Des corps sont empilés, à même le sol, dans des chambres de l’hôpital national de Souweïda, dans le centre de la ville à majorité druze du Sud syrien. D’autres sont alignés dans les couloirs souillés de sang. L’authenticité des scènes qui apparaissent dans deux vidéos, filmées mercredi 16 juillet, a été confirmée au Monde par Kamal, un médecin druze de l’hôpital. Son prénom, comme celui de tous les témoins cités, a été modifié, par souci de sécurité. La ville, encerclée, est coupée de l’extérieur et inaccessible. Prise au milieu des combats qui ont opposé en ville, de mardi à jeudi, les forces gouvernementales, appuyées par des combattants tribaux, aux factions druzes, l’équipe médicale a dû opérer sans électricité, sans eau, et avec ce qu’il restait de fournitures médicales.
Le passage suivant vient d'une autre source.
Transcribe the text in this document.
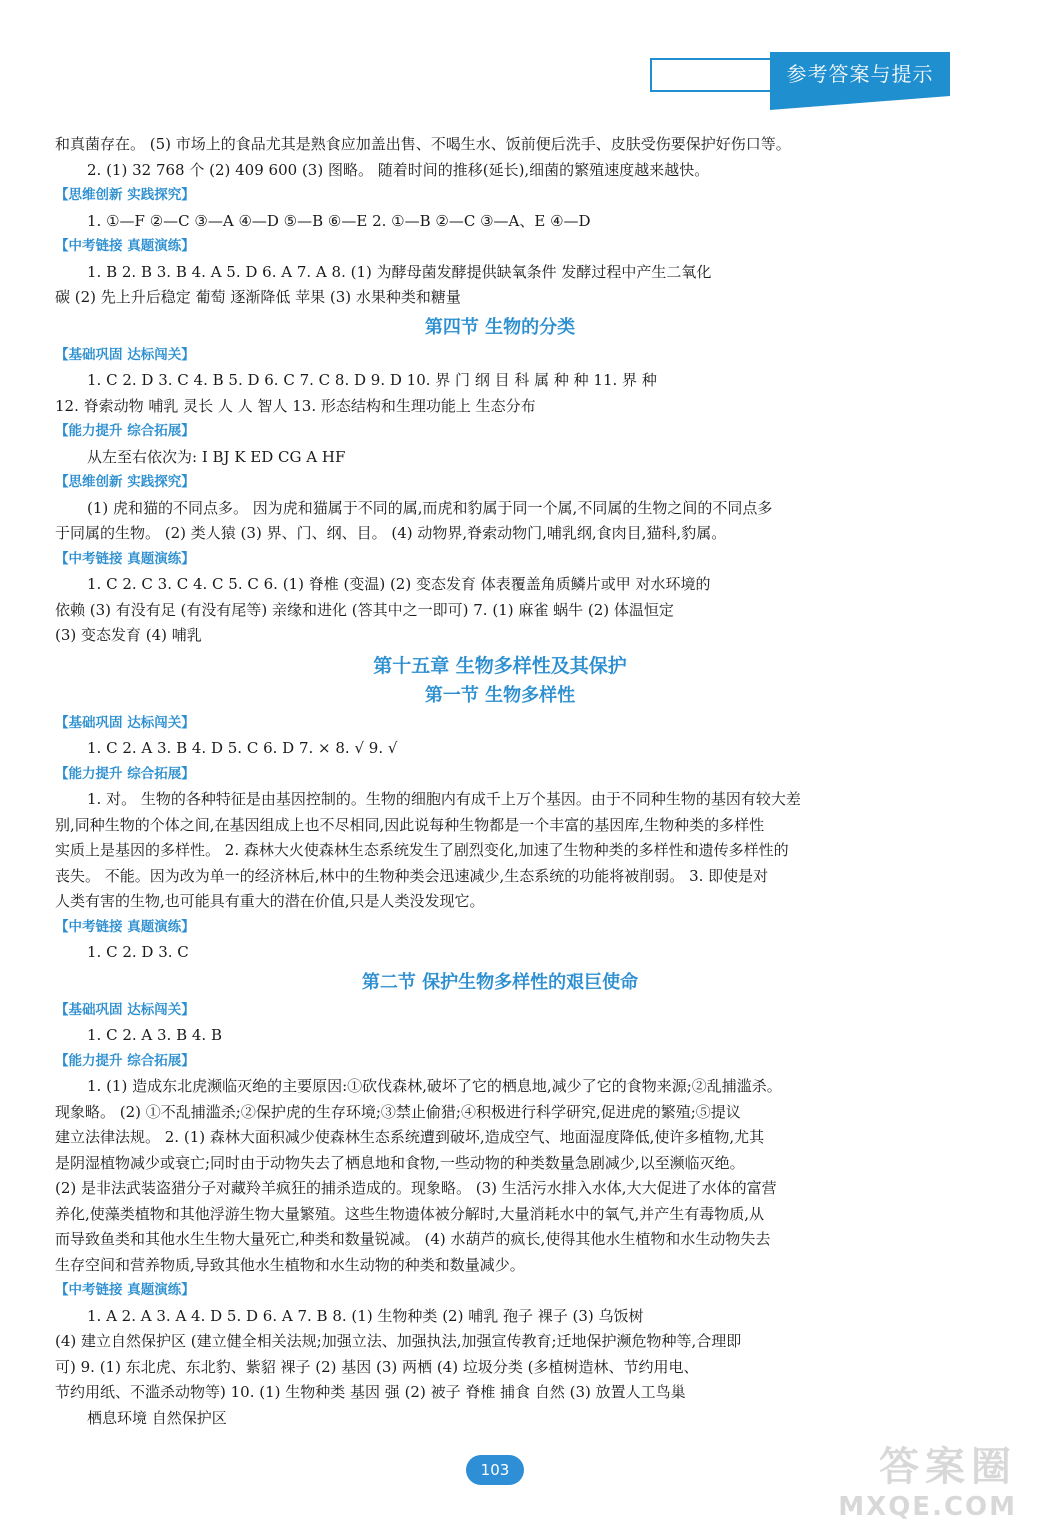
参考答案与提示
和真菌存在。 (5) 市场上的食品尤其是熟食应加盖出售、不喝生水、饭前便后洗手、皮肤受伤要保护好伤口等。
2. (1) 32 768 个 (2) 409 600 (3) 图略。 随着时间的推移(延长),细菌的繁殖速度越来越快。
【思维创新 实践探究】
1. ①—F ②—C ③—A ④—D ⑤—B ⑥—E 2. ①—B ②—C ③—A、E ④—D
【中考链接 真题演练】
1. B 2. B 3. B 4. A 5. D 6. A 7. A 8. (1) 为酵母菌发酵提供缺氧条件 发酵过程中产生二氧化
碳 (2) 先上升后稳定 葡萄 逐渐降低 苹果 (3) 水果种类和糖量
第四节 生物的分类
【基础巩固 达标闯关】
1. C 2. D 3. C 4. B 5. D 6. C 7. C 8. D 9. D 10. 界 门 纲 目 科 属 种 种 11. 界 种
12. 脊索动物 哺乳 灵长 人 人 智人 13. 形态结构和生理功能上 生态分布
【能力提升 综合拓展】
从左至右依次为: I BJ K ED CG A HF
【思维创新 实践探究】
(1) 虎和猫的不同点多。 因为虎和猫属于不同的属,而虎和豹属于同一个属,不同属的生物之间的不同点多
于同属的生物。 (2) 类人猿 (3) 界、门、纲、目。 (4) 动物界,脊索动物门,哺乳纲,食肉目,猫科,豹属。
【中考链接 真题演练】
1. C 2. C 3. C 4. C 5. C 6. (1) 脊椎 (变温) (2) 变态发育 体表覆盖角质鳞片或甲 对水环境的
依赖 (3) 有没有足 (有没有尾等) 亲缘和进化 (答其中之一即可) 7. (1) 麻雀 蜗牛 (2) 体温恒定
(3) 变态发育 (4) 哺乳
第十五章 生物多样性及其保护
第一节 生物多样性
【基础巩固 达标闯关】
1. C 2. A 3. B 4. D 5. C 6. D 7. × 8. √ 9. √
【能力提升 综合拓展】
1. 对。 生物的各种特征是由基因控制的。生物的细胞内有成千上万个基因。由于不同种生物的基因有较大差
别,同种生物的个体之间,在基因组成上也不尽相同,因此说每种生物都是一个丰富的基因库,生物种类的多样性
实质上是基因的多样性。 2. 森林大火使森林生态系统发生了剧烈变化,加速了生物种类的多样性和遗传多样性的
丧失。 不能。因为改为单一的经济林后,林中的生物种类会迅速减少,生态系统的功能将被削弱。 3. 即使是对
人类有害的生物,也可能具有重大的潜在价值,只是人类没发现它。
【中考链接 真题演练】
1. C 2. D 3. C
第二节 保护生物多样性的艰巨使命
【基础巩固 达标闯关】
1. C 2. A 3. B 4. B
【能力提升 综合拓展】
1. (1) 造成东北虎濒临灭绝的主要原因:①砍伐森林,破坏了它的栖息地,减少了它的食物来源;②乱捕滥杀。
现象略。 (2) ①不乱捕滥杀;②保护虎的生存环境;③禁止偷猎;④积极进行科学研究,促进虎的繁殖;⑤提议
建立法律法规。 2. (1) 森林大面积减少使森林生态系统遭到破坏,造成空气、地面湿度降低,使许多植物,尤其
是阴湿植物减少或衰亡;同时由于动物失去了栖息地和食物,一些动物的种类数量急剧减少,以至濒临灭绝。
(2) 是非法武装盗猎分子对藏羚羊疯狂的捕杀造成的。现象略。 (3) 生活污水排入水体,大大促进了水体的富营
养化,使藻类植物和其他浮游生物大量繁殖。这些生物遗体被分解时,大量消耗水中的氧气,并产生有毒物质,从
而导致鱼类和其他水生生物大量死亡,种类和数量锐减。 (4) 水葫芦的疯长,使得其他水生植物和水生动物失去
生存空间和营养物质,导致其他水生植物和水生动物的种类和数量减少。
【中考链接 真题演练】
1. A 2. A 3. A 4. D 5. D 6. A 7. B 8. (1) 生物种类 (2) 哺乳 孢子 裸子 (3) 乌饭树
(4) 建立自然保护区 (建立健全相关法规;加强立法、加强执法,加强宣传教育;迁地保护濒危物种等,合理即
可) 9. (1) 东北虎、东北豹、紫貂 裸子 (2) 基因 (3) 两栖 (4) 垃圾分类 (多植树造林、节约用电、
节约用纸、不滥杀动物等) 10. (1) 生物种类 基因 强 (2) 被子 脊椎 捕食 自然 (3) 放置人工鸟巢
栖息环境 自然保护区
103	答案圈
MXQE.COM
« La plupart des corps sont ceux de civils. Nous n’avions plus d’endroit où les mettre. Depuis, leur nombre a encore augmenté. Il y en a au moins 200, peut-être 300, dont au moins 21 femmes et 45 enfants », assure Kamal, joint au téléphone, jeudi soir. Ils ont été victimes de tirs d’artillerie, de tirs de snipers, et pour certains d’exécutions sommaires. Le médecin accuse les forces gouvernementales, qui ont pris le contrôle du quartier mercredi, d’avoir attaqué l’hôpital avant de se retirer de Souweïda à minuit. « Elles ont mis deux tanks devant l’hôpital et ont commencé à nous bombarder jusqu’à ce qu’un tir de RPG détruise un tank », affirme le médecin.
« Tous ceux qui essayaient d’amener des blessés à l’hôpital étaient visés par les tanks et des snipers. Les soldats nous ont dit : “Si vous quittez la pièce, vous allez vous faire tirer dessus. Si vous cachez quiconque, on vous exécutera.” Ils nous ont demandé si l’on était druzes ou musulmans », poursuit Kamal. Il affirme qu’un jeune homme qui aidait le personnel médical a été abattu parce qu’il tenait tête aux soldats. Deux médecins, Faten Hilal et Talaat Fawzi Amer, ont été tués par des snipers près de l’hôpital.